The cool, blond elegance that he sought he found in Grace Kelly, the star of three Hitchcock films. When Kelly deserted Hollywood—and by extension Hitchcock—to marry her Prince, the director was devastated, says Spoto. He set about recreating her through such actresses as Kim Novak, Vera (Psycho) Miles and Tippi (Marnie, The Birds) Hedren. Sadly, the Byronic heart of this fat, balding man (he carried an average 300 pounds on his 5’8″ frame) could find expression only in his films. By his own admission Hitchcock and Alma, his late wife, had lived chastely for the last 30 years of their 53-year marriage. Marnie screenwriter Jay Presson Allen said Hitchcock “would go off and have his fantasy romances, and Alma dealt with it. She didn’t understand it, but she dealt with it.” The Kelly clones found detachment a bit harder to come by. When Hedren rebuffed an unprecedented (for him) overt sexual advance from her director, he threatened to cancel the film and destroy her career. “I was agonizingly sorry for both of them,” said Allen.

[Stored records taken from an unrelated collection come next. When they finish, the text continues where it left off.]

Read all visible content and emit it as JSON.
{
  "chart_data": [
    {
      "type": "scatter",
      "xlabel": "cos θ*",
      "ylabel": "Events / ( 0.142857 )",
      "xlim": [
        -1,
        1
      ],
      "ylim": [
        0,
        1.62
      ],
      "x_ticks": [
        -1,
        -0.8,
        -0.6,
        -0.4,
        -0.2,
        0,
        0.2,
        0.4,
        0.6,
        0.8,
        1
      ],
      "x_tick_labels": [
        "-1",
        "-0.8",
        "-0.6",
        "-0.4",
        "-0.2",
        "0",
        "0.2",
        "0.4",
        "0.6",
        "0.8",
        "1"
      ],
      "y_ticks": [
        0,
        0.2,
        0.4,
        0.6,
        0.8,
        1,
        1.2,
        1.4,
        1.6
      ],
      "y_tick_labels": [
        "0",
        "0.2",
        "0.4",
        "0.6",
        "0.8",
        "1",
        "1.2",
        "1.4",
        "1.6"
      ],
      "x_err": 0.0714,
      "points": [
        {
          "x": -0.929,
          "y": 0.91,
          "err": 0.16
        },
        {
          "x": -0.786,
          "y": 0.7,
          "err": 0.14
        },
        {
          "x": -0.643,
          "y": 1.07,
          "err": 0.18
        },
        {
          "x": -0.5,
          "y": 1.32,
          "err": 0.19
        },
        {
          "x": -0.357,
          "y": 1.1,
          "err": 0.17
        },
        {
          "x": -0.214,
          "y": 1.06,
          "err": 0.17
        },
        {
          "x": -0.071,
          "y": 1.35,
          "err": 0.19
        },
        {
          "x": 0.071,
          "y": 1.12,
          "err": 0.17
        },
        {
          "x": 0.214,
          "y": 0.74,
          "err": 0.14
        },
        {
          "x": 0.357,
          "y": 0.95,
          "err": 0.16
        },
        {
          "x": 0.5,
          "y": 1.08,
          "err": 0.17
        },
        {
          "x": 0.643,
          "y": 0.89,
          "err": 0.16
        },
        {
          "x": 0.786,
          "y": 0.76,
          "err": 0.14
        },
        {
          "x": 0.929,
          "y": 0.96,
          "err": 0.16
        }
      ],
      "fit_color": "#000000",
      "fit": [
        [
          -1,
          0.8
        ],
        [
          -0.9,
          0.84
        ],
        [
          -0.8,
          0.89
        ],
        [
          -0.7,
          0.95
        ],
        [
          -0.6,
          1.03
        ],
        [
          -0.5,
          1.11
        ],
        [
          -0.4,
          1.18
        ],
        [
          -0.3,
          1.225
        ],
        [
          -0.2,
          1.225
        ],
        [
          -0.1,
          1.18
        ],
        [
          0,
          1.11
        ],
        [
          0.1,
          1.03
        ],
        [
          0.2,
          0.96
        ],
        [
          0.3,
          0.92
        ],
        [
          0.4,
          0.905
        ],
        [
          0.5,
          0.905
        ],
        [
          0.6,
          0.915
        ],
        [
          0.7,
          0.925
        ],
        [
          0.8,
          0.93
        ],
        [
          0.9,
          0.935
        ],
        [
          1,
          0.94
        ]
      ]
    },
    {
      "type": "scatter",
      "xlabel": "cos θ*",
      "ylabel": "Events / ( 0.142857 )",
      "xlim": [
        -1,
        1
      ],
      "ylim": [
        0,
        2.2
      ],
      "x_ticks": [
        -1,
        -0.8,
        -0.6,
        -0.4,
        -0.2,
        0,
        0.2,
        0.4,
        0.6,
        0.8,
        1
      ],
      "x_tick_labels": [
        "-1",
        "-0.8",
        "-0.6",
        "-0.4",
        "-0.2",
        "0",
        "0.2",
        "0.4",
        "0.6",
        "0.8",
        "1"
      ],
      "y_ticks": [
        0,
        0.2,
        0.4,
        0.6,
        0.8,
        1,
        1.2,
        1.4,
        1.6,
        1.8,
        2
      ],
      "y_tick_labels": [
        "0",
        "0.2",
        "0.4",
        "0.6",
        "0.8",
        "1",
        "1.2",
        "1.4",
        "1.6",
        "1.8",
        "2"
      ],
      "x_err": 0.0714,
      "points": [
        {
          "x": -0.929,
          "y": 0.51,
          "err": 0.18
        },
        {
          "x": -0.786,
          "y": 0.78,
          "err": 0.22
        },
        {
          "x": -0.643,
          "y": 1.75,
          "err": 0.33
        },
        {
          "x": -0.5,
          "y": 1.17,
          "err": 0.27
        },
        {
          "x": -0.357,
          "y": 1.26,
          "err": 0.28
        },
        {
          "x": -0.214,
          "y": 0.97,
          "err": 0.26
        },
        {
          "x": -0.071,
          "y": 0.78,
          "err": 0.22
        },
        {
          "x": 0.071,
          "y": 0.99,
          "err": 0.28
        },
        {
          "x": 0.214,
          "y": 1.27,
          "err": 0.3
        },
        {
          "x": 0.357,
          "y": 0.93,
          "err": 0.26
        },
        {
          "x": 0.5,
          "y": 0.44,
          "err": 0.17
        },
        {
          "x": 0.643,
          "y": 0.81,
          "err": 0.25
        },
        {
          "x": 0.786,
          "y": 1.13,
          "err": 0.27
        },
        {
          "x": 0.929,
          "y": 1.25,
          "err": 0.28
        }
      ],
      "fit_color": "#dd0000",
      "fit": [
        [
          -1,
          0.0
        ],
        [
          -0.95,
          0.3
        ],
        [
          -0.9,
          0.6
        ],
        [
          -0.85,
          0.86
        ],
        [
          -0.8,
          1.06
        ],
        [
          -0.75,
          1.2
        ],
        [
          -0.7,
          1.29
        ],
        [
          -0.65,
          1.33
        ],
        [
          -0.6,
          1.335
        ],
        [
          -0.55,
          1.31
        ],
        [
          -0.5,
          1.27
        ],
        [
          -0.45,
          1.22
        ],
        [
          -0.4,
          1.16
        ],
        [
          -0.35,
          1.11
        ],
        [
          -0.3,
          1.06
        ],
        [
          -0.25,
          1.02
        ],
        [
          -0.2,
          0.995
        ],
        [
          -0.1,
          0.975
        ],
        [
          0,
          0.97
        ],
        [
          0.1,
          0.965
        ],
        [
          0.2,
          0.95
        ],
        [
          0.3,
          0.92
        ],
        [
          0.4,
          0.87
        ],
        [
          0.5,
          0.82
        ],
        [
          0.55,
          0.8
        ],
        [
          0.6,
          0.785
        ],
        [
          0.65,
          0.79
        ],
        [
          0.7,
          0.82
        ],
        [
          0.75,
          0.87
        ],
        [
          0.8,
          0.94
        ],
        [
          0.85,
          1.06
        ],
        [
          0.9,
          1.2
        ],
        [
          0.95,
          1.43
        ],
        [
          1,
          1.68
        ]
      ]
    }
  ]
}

Perhaps inadvertently, Spoto’s revelations have at last given Hitchcock a kind of romantic image in death that, in life, he could conjure up only onscreen through such actors as Stewart, Cary Grant and Sean Connery. Shirley MacLaine, who made her movie debut in The Trouble With Harry in 1955, seems a little disappointed she didn’t know that Hitchcock. “The whole time we shot the film he didn’t say one word to me.”

Who was the real Hitchcock? No doubt Hitch would have loved keeping us guessing. “Suspense,” he said, “is like a woman. The more left to the imagination, the more the excitement.”